И то ли от этого крика, то ли поняла она все, умница, но Звездоня вдруг приподняла голову, и огромный заплаканный глаз уставился на него.

Что же ты это? За что? Разве я мало вам послужила? Была ли у вас радость за все эти годы, кроме меня? Как бы вы жили?

Михаил выждал, пока не опустилась голова Звездони, воткнул нож в горло.

//-- 2 --//

– Почем мясо?

– Сорок.

– Почем? Почем?

– Сорок, говорю.

– Да ты, парень, выспался?

– А сколько же, по-твоему? Мы в налог за живой вес по сорок платим…

Женщина, побрякивая светлым ведерком, перешла к молочницам. Там, у молочниц, стояло двадцать-тридцать домохозяек, и все они за это утро перебывали у него. А мяса купили только трое, и то пустяки – по триста, пятьсот граммов.

Начинался день – жаркий, страдный день.

Михаил стоял за прилавком и с ненавистью поглядывал на домохозяек, сбившихся в пеструю кучу под навесом у ларьков с керосином.

Домохозяйки выжидали – это ему было ясно. Выжидали, когда он скинет цену. Нет, не дождетесь. Не будет по-вашему. Вся жизнь у него ушла в эту корову так что же вы хотите? Даром?

После войны у него была возможность вместе с Егоршей уйти на лесопункт. Не ушел. Остался в колхозе. А для чего? А для того, чтобы вот эти четыре копыта ходили по земле. (Он согнал рукой мух с посинелых суставов коровьих ног.) Все вам больше, копыта. Отходили свое.

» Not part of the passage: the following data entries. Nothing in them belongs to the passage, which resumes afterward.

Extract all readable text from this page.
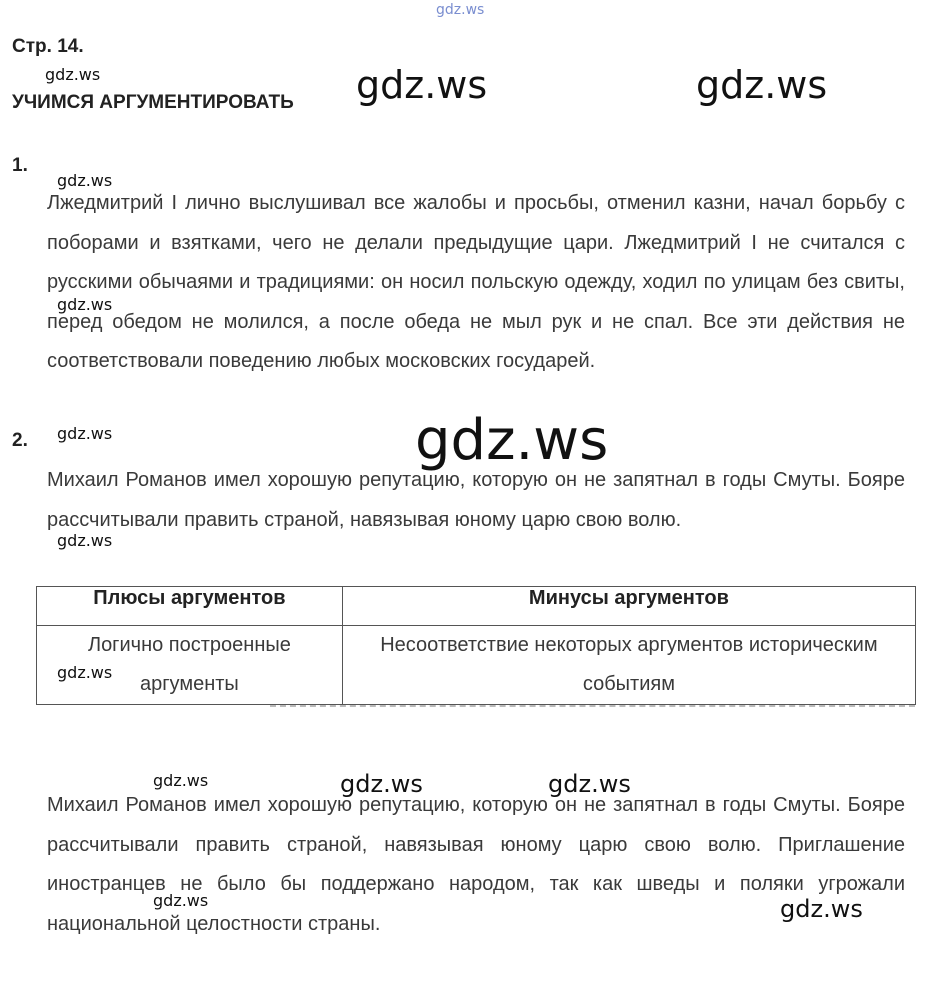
gdz.ws
Стр. 14.
gdz.ws
УЧИМСЯ АРГУМЕНТИРОВАТЬ gdz.ws	gdz.ws
1.
gdz.ws
Лжедмитрий I лично выслушивал все жалобы и просьбы, отменил казни, начал борьбу с поборами и взятками, чего не делали предыдущие цари. Лжедмитрий I не считался с русскими обычаями и традициями: он носил польскую одежду, ходил по улицам без свиты, перед обедом не молился, а после обеда не мыл рук и не спал. Все эти действия не соответствовали поведению любых московских государей.
gdz.ws
2. gdz.ws	gdz.ws
Михаил Романов имел хорошую репутацию, которую он не запятнал в годы Смуты. Бояре рассчитывали править страной, навязывая юному царю свою волю.
gdz.ws
Плюсы аргументов	Минусы аргументов
Логично построенные аргументы	Несоответствие некоторых аргументов историческим событиям
gdz.ws
gdz.ws	gdz.ws	gdz.ws
Михаил Романов имел хорошую репутацию, которую он не запятнал в годы Смуты. Бояре рассчитывали править страной, навязывая юному царю свою волю. Приглашение иностранцев не было бы поддержано народом, так как шведы и поляки угрожали национальной целостности страны.
gdz.ws	gdz.ws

Копыта были черные, щелястые. А он помнит, когда эти копыта были еще желтые, молочные, – величиной с овечье копытце, помнит, как отец на руках внес Звездоню в избу: «Хорошая будет корова!»

Да, хорошая. Поработала, потрудилась на них Звездоня – без молока не сидели. Но и они потрудились на нее. Степан Андреянович, он, мать – втроем молотили всю страду. Но разве прокормишь корову семью-восемью процентами? И вот посматриваешь по сторонам – нельзя ли где в заброшенном ручье прикосить возишко. Прикосил – ночей не спал, а потом это сенцо надо стаскать куда-нибудь под ель, припрятать, чтобы оценочная комиссия не наткнулась. А потом осенью, по первому снегу, его надо вывезти. Да ночью – чтобы никто не видел. В прошлом году, например, он часа три ждал за болотом, покуда народ от конюшни уйдет. Промерз так, что думал – околеет. И все-таки Ося-агент удозорил, гад. Пришлось бутылкой хайло затыкать…

Подошла женщина, встала у прилавка.

– Сорок, резко бросил Михаил.

Женщина не отошла. Михаил поднял глаза и увидел перед собой Варвару.

Минуту, а то и больше смотрели они друг на друга. Потом Варвара сказала тихо:

– Вот как нам привелось с тобой встретиться.

Помолчала, вздохнула и отложила в сторону коровью ногу.

Солнечный луч блеснул на милой смуглой руке, и будто толкнуло Михаила в сердце. Он узнал серебряное колечко. Варвара подарила ему это колечко в ту ночь, когда он второй раз приехал к ней с Синельги. «На, носи мою присуху. Чаще вспоминать будешь», – и сама надела ему колечко на мизинец. И он всю дорогу, улыбаясь, смотрел на свой окольцованный палец, а когда стал подъезжать к Синельге, снял – не дай бог увидят люди.

Люди не увидели. Он всю страду носил колечко в кармане гимнастерки, лишь тайком, когда оставался наедине с собою, надевал его на палец. Потом как-то вечером – уже начинали жать – он положил колечко на комод в стеклянную сахарницу, в которой лежали бусы и всякие брошки, и Варвара ничего не сказала после – будто не заметила.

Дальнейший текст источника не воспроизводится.